Мы видели, что Герцена «спасла от нравственной гибели» вера в Россию. Конечно, здесь сказалась горячая любовь к России, которая всегда была присуща Герцену, но и вера в Россию (как раньше вера в Западную Европу) гораздо больше определялась социальными исканиями, чем национальным чувством. Герцен возлагал все свои социальные упования на русскую общину (в этом смысле Герцен, — даже более, чем славянофилы, — является создателем так называемого народничества, (см. об этом ниже, в гл. VIII). Вместе с Толстым, Достоевским, Леонтьевым, Герцен отрекается от прежнего «зона» истории (т. е. от европейской ее эпохи) и отдается мысли о «новом зоне». Критика европейской культуры у Герцена постепенно освобождается от придирчивости и всецело определяется лишь раздумьем над ошибками и неправдами прошлого. Литературная деятельность Герцена целиком уходит в публицистику, но это публицистика философская, вся пронизанная общими (новыми) взглядами на историю, на проблему прогресса. В последний период своей деятельности Герцен причисляет себя к «нигилистам»,[662] но в истолковании, которое не приближает его к современным ему Базаровым, а, наоборот, отдаляет от них. Разрыв с новым поколением очень омрачал последние годы жизни Герцена, — тем более, что он имел за собой и достаточное основание. Новое поколение, — мы будем о нем говорить в главе VIII–ой, посвященной Чернышевскому, — защищало реализм (в его достаточно примитивной форме), — Герцен же, хотя и был позитивистом, хотя и тяготел к философскому реализму, но всегда был и до конца оставался романтиком. Духовные установки у обеих сторон, при всей близости в отдельных пунктах мировоззрения, были глубоко различны, и не один Герцен болезненно переживал вытекавший отсюда разрыв.

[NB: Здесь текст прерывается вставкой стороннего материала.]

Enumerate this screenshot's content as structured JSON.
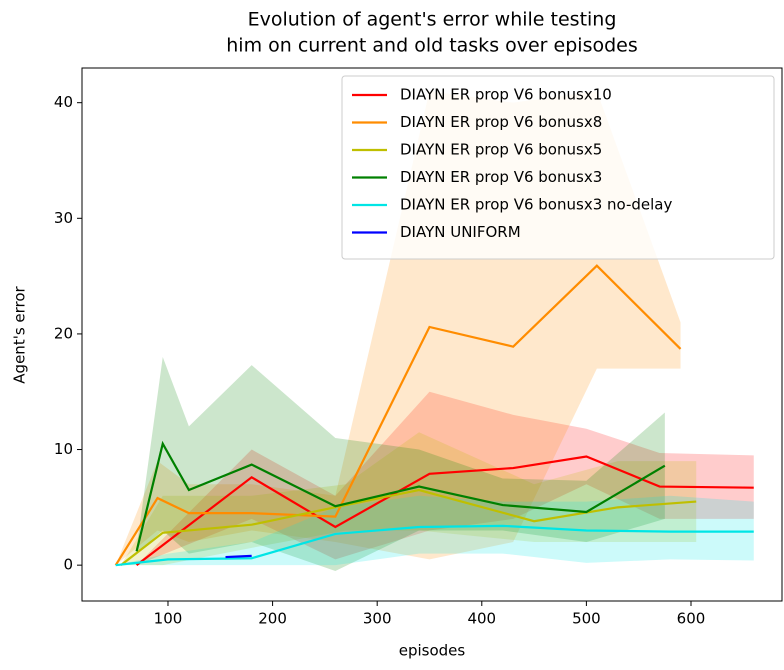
{
  "chart_data": {
    "type": "line",
    "title": [
      "Evolution of agent's error while testing",
      "him on current and old tasks over episodes"
    ],
    "x_label": "episodes",
    "y_label": "Agent's error",
    "xlim": [
      17.8,
      687
    ],
    "ylim": [
      -3.1,
      43.0
    ],
    "xticks": [
      100,
      200,
      300,
      400,
      500,
      600
    ],
    "yticks": [
      0,
      10,
      20,
      30,
      40
    ],
    "legend": "upper right",
    "band_opacity": 0.2,
    "series": [
      {
        "name": "DIAYN ER prop V6 bonusx10",
        "color": "#ff0000",
        "x": [
          70,
          180,
          260,
          350,
          430,
          500,
          570,
          660
        ],
        "values": [
          0,
          7.6,
          3.3,
          7.9,
          8.4,
          9.4,
          6.8,
          6.7
        ],
        "lower": [
          0,
          4,
          0.5,
          3,
          4,
          7,
          4,
          4
        ],
        "upper": [
          0,
          10,
          6,
          15,
          13,
          11.8,
          9.7,
          9.5
        ]
      },
      {
        "name": "DIAYN ER prop V6 bonusx8",
        "color": "#ff8c00",
        "x": [
          50,
          90,
          120,
          180,
          260,
          350,
          430,
          510,
          590
        ],
        "values": [
          0,
          5.8,
          4.5,
          4.5,
          4.2,
          20.6,
          18.9,
          25.9,
          18.7
        ],
        "lower": [
          0,
          3,
          2,
          3,
          2,
          0.5,
          2,
          17,
          17
        ],
        "upper": [
          0,
          9,
          7,
          7,
          6,
          41,
          40,
          41,
          21
        ]
      },
      {
        "name": "DIAYN ER prop V6 bonusx5",
        "color": "#bfbf00",
        "x": [
          55,
          95,
          180,
          270,
          340,
          450,
          530,
          605
        ],
        "values": [
          0,
          2.8,
          3.5,
          5.2,
          6.5,
          3.8,
          5.0,
          5.5
        ],
        "lower": [
          0,
          0,
          1.5,
          3,
          3,
          2,
          2,
          2
        ],
        "upper": [
          0,
          6,
          6,
          7,
          11.5,
          7,
          9,
          9
        ]
      },
      {
        "name": "DIAYN ER prop V6 bonusx3",
        "color": "#008000",
        "x": [
          70,
          95,
          120,
          180,
          260,
          340,
          420,
          500,
          575
        ],
        "values": [
          1.2,
          10.5,
          6.5,
          8.7,
          5.1,
          6.8,
          5.2,
          4.6,
          8.6
        ],
        "lower": [
          1,
          3,
          1,
          2,
          -0.5,
          3,
          3,
          2,
          4
        ],
        "upper": [
          1.5,
          18,
          12,
          17.3,
          11,
          10,
          7.5,
          7.3,
          13.2
        ]
      },
      {
        "name": "DIAYN ER prop V6 bonusx3 no-delay",
        "color": "#00e5e5",
        "x": [
          50,
          100,
          180,
          260,
          340,
          420,
          500,
          580,
          660
        ],
        "values": [
          0,
          0.5,
          0.6,
          2.7,
          3.3,
          3.4,
          3.0,
          2.9,
          2.9
        ],
        "lower": [
          0,
          0,
          0,
          0,
          1,
          1,
          0.2,
          0.5,
          0.4
        ],
        "upper": [
          0,
          1,
          2,
          5,
          6,
          5.5,
          5.5,
          6,
          5.5
        ]
      },
      {
        "name": "DIAYN UNIFORM",
        "color": "#0000ff",
        "x": [
          155,
          180
        ],
        "values": [
          0.7,
          0.8
        ]
      }
    ]
  }
}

Вся заграничная эпоха жизни Герцена (1847–1870) была посвящена журнальной работе — Герцен издавал один за другим журналы свободной русской мысли. Он был близок ко всем выдающимся политическим деятелям того времени, стоял в самом центре международной революционной деятельности. Об этом он сам бесподобно рассказал в томах «Былого и Дум». Обладая значительными средствами, Герцен охотно субсидировал издания радикального характера. Одно время был он близок к Прудону, книги которого были высоко ценимы Герценом, еще когда он был в России. Впрочем, дружба с Прудоном скора оборвалась….[663] В личной жизни Герцена было тоже много трудного и тяжелого, о чем он с большой откровенностью поведал сам в «Былом и Думах». В 1870–ом году Герцен скончался.

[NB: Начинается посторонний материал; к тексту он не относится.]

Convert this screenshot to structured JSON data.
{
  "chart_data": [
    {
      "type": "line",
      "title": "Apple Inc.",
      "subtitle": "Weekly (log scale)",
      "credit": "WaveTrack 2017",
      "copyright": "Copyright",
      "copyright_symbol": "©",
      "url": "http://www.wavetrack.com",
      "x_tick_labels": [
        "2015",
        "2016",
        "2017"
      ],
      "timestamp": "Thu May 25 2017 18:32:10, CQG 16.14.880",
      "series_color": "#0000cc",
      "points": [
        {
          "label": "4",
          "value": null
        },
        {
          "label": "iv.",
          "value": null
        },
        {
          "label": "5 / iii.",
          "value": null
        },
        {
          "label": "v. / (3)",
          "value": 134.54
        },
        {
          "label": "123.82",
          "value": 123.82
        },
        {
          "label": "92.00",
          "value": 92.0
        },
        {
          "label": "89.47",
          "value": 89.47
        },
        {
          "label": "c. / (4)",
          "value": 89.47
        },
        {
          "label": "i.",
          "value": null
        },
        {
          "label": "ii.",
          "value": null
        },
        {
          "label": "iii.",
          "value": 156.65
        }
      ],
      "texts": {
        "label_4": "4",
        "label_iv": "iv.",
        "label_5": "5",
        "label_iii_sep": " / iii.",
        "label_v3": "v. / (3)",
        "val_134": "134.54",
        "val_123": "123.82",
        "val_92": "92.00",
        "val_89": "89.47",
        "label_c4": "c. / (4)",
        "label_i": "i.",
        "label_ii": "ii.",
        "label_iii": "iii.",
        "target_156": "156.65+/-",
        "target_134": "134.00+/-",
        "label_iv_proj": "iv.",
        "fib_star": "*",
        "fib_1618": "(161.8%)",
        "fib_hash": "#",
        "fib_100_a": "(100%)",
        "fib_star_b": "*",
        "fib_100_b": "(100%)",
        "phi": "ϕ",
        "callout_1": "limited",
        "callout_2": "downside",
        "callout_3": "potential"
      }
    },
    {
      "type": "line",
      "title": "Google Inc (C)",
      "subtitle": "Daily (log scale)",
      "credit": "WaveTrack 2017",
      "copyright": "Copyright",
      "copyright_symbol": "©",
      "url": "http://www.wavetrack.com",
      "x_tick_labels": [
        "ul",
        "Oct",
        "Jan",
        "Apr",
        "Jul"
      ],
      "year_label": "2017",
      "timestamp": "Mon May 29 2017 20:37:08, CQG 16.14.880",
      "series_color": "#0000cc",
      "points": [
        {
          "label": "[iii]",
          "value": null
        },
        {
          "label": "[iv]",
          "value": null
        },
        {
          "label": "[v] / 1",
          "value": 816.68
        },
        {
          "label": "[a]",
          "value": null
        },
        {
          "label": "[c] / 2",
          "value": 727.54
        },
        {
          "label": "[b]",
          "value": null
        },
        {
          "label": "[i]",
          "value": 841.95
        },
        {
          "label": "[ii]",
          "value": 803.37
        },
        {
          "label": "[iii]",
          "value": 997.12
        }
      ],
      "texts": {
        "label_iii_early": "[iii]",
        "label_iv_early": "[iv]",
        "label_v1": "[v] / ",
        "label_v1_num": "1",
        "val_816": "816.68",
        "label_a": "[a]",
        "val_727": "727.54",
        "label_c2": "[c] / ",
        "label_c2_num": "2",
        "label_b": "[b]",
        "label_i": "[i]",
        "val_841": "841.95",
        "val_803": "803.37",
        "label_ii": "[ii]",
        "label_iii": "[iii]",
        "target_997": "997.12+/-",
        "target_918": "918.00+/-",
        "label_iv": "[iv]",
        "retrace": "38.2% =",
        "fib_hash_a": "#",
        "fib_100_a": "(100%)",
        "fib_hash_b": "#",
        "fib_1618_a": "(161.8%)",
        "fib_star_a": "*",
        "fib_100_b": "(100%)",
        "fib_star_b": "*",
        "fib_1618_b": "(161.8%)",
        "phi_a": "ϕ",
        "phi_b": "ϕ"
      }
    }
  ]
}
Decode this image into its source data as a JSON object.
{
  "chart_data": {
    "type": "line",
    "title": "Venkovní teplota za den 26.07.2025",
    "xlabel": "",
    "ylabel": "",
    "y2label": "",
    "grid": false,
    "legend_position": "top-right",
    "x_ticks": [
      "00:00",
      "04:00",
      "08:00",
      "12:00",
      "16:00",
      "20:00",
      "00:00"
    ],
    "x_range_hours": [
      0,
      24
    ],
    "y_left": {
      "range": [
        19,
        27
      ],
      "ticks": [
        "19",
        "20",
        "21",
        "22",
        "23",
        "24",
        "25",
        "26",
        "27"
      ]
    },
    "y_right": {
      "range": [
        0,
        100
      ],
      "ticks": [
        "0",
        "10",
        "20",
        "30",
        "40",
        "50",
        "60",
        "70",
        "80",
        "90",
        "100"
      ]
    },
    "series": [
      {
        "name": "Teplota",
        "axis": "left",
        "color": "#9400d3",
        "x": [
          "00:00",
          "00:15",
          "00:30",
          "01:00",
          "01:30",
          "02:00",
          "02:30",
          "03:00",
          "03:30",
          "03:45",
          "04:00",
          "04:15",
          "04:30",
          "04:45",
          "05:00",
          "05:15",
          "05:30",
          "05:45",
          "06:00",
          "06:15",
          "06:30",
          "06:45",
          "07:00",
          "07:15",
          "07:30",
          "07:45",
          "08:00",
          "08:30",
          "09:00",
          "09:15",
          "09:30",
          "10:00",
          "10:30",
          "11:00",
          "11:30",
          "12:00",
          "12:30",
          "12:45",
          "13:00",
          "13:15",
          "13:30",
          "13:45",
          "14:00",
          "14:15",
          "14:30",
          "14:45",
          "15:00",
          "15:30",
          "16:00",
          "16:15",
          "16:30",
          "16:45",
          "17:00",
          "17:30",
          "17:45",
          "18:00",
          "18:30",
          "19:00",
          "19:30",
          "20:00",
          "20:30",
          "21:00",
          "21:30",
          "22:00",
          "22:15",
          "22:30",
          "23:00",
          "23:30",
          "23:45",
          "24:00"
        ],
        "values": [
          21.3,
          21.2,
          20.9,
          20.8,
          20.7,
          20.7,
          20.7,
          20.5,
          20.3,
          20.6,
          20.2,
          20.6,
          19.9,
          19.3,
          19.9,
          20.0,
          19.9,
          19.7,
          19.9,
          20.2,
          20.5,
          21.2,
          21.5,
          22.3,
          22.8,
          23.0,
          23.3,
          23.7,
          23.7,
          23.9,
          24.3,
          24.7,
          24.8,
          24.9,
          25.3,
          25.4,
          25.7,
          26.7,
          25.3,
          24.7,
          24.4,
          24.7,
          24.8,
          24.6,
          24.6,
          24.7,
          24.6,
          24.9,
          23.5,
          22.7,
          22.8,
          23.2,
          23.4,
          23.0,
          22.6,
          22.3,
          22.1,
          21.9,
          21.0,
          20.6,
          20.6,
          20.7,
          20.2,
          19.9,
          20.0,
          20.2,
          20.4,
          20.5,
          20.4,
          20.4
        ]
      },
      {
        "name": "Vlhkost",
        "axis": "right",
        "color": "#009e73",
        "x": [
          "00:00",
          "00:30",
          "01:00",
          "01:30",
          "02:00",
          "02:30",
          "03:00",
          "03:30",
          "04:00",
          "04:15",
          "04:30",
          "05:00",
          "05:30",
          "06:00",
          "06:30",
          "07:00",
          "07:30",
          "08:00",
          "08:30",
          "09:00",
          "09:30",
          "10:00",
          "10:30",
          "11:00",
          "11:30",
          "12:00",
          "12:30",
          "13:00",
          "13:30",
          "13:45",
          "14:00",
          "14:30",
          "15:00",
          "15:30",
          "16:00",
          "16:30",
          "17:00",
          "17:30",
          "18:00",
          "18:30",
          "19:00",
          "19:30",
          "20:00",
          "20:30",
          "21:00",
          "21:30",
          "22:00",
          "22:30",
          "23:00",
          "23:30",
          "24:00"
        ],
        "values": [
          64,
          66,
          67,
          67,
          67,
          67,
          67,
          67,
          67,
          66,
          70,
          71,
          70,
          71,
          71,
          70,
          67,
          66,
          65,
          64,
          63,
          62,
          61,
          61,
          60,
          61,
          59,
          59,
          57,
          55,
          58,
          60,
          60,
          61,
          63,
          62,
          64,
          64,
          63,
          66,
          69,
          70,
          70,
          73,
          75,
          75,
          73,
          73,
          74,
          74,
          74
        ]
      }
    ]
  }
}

3. Переходя к анализу философских взглядов Герцена, заметим прежде всего, что он сам никогда не приводил в систему свои философские взгляды (хотя их внутренняя связность и единство не подлежат сомнению).[664] Герцен был очень цельной натурой, к цельности в сфере идей он постоянно стремился, не щадя самых дорогих своих убеждений, но то обстоятельство, что Герцен от чистой философии перешел (уже заграницей) к философской публицистике, мешало ему в приведении в систему его философских построений. Задача историка заключается здесь в том, чтобы выделить основное в высказываниях Герцена, не следуя педантически хронологии его творчества, но, конечно, и нигде не переходя за пределы того, что мы находим у самого Герцена.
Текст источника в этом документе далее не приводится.